O presidente da Assembleia Legislativa da Madeira considerou hoje que, ao validar a constitucionalidade da lei droga, o Tribunal Constitucional (TC) abriu “um precedente grave” em matéria de auscultação dos órgãos das regiões autónomas nos processos legislativos nacionais.

“Esta decisão do Tribunal Constitucional é altamente lesiva dos interesses das Regiões Autónomas”, afirma José Manuel Rodrigues numa reação divulgada hoje no arquipélago.

O Tribunal Constitucional (TC) validou hoje a constitucionalidade do decreto do parlamento que descriminalizou as drogas sintéticas e fez uma nova distinção entre tráfico e consumo, na sequência do pedido de fiscalização abstrata preventiva apresentado pelo Presidente da República.

Na leitura pública realizada no Palácio Ratton, em Lisboa, o juiz conselheiro relator Carlos Medeiros Carvalho anunciou que o “TC decidiu por unanimidade não se pronunciar pela inconstitucionalidade” de normas regulamentares do decreto aprovado pela Assembleia da República em 19 de julho.

Na opinião do titular do principal órgão de governo próprio da Madeira, esta decisão do TC “segue-se a outras já tomadas, de interpretação restritiva dos poderes constitucionais e estatutários” da região autónoma.

“Mas agora ganha outra agravante, uma vez que foi levantado pelo senhor Presidente da República um conjunto de dúvidas sobre a não audição da Madeira e dos Açores na chamada lei da droga, e o TC dá uma nega ao Senhor Presidente da República”, complementa José Manuel Rodrigues.

O presidente do parlamento madeirense recorda as palavras do anterior Presidente do Tribunal Constitucional, João Caupers, que, a propósito de outras decisões semelhantes, reconheceu haver um “ancestral pendor centralista da cultura política dominante”.

Depois desta decisão, Rodrigues apela a todos “os políticos da Madeira a saírem da letargia à volta da Autonomia e partirem para um processo de luta por uma verdadeira revisão constitucional.”

O responsável defende ser necessário “ampliar os poderes da Autonomia, clarificar os poderes existentes e garantir os direitos dos portugueses das ilhas na Constituição da República Portuguesa e no Estatuto Político-Administrativo das Regiões Autónomas”.

O Presidente da República, que pediu a fiscalização abstrata preventiva do diploma, anunciou que vai promulgar a lei da droga, apesar de ter divergido do Governo no “ponto sensível da definição da quantidade de droga detida” e “depois de o Tribunal Constitucional ter decidido desatender à posição da Assembleia Legislativa da Região Autónoma da Madeira”.

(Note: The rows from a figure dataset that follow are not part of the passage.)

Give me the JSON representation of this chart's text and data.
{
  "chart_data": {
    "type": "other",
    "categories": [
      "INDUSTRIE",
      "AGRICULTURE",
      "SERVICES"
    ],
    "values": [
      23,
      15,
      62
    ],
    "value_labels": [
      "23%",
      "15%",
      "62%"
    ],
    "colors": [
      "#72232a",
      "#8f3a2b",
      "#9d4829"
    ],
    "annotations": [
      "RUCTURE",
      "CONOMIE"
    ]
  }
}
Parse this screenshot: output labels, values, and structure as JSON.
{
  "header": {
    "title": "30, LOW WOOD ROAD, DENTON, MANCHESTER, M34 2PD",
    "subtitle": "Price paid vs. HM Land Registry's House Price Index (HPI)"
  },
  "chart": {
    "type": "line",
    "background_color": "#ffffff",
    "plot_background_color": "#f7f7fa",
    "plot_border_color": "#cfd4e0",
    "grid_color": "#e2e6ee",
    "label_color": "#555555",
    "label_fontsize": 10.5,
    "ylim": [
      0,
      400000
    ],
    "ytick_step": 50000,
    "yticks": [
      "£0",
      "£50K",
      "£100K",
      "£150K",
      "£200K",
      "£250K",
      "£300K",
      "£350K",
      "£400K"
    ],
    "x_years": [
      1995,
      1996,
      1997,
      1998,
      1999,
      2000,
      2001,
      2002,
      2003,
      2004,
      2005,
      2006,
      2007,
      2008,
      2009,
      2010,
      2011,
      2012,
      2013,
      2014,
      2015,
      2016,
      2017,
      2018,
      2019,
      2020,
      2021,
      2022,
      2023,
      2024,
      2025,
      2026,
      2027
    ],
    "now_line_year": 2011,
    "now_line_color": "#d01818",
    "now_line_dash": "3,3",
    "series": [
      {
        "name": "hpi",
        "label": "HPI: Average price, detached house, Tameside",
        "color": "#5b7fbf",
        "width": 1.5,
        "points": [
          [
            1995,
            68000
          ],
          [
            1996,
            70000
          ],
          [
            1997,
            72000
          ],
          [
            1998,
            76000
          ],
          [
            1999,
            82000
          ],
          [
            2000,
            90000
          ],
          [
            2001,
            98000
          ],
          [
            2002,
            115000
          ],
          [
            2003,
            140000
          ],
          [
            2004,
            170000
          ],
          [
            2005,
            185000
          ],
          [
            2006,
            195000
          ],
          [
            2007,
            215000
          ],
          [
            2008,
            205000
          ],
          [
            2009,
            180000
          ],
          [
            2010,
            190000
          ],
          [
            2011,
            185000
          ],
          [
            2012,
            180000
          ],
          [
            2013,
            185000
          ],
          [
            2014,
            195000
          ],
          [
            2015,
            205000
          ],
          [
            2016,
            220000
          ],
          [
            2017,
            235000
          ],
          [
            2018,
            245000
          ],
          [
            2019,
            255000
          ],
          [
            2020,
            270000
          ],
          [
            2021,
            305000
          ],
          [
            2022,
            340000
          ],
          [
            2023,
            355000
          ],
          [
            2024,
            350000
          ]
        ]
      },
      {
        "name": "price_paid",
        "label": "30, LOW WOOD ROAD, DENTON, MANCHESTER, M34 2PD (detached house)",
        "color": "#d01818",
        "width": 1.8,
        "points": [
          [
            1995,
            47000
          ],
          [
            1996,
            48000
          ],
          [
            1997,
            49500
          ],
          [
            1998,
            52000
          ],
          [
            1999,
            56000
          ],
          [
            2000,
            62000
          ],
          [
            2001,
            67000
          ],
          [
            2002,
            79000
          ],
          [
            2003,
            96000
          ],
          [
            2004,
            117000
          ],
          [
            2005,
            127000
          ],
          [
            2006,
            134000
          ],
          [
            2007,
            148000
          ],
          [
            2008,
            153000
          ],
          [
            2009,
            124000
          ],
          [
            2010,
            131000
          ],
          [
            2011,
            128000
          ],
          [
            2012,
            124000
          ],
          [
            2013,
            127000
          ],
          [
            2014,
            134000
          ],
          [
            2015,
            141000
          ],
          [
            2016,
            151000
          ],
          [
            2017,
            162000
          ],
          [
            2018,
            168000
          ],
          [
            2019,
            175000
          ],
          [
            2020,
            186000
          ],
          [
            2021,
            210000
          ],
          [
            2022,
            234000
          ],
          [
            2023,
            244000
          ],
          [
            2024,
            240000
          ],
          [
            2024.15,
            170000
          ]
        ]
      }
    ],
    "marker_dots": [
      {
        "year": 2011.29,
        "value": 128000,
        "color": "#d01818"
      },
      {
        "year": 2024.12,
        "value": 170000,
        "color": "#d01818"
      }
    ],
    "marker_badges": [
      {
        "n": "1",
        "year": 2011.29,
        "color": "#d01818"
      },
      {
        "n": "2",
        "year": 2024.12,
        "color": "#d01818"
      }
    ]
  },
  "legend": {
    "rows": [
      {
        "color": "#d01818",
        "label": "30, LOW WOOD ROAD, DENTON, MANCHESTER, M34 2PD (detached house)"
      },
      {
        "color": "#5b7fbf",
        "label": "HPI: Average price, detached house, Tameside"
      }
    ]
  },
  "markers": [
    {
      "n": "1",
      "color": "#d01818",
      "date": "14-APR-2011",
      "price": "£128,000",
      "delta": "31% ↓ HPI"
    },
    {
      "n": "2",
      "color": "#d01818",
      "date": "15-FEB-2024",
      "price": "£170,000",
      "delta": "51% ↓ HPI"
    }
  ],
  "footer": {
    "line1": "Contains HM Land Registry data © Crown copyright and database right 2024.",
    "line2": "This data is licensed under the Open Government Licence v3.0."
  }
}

No pedido enviado que enviou ao TC, a 17 de agosto, Marcelo Rebelo de Sousa argumentou que “os regimes em causa possuem sérias implicações de saúde pública, com reconhecidas especificidades regionais”.

No entender do Chefe de Estado, “além das referidas incidências regionais de política pública de saúde, o diploma possui, ainda, uma relevante dimensão administrativa, com reflexo na organização regional”.

O diploma em causa foi aprovado no parlamento em 19 de julho com os votos a favor do PS, IL, BE, PCP, PAN e Livre, contra do Chega e a abstenção do PSD e dos deputados socialistas Maria da Luz Rosinha, Carlos Brás, Rui Lage, Fátima Fonseca, Catarina Lobo, Maria João Castro, Tiago Barbosa Ribeiro, António Faria e Joaquim Barreto.

No debate realizado no início de julho, PSD e PS justificaram os diplomas sobre a descriminalização de drogas sintéticas com a necessidade de distinguir entre traficantes e consumidores, alertando ainda para o impacto das novas substâncias nas regiões autónomas.

A Madeira tinha pedido ao chefe de Estado que não promulgasse a nova lei da droga, alegando violação da Constituição. Numa carta enviada a Marcelo Rebelo de Sousa no início de agosto, o presidente da Assembleia Legislativa da Madeira alertava contra a aprovação do diploma sem o “cumprimento do dever de audição dos órgãos de governo próprio das regiões autónomas”.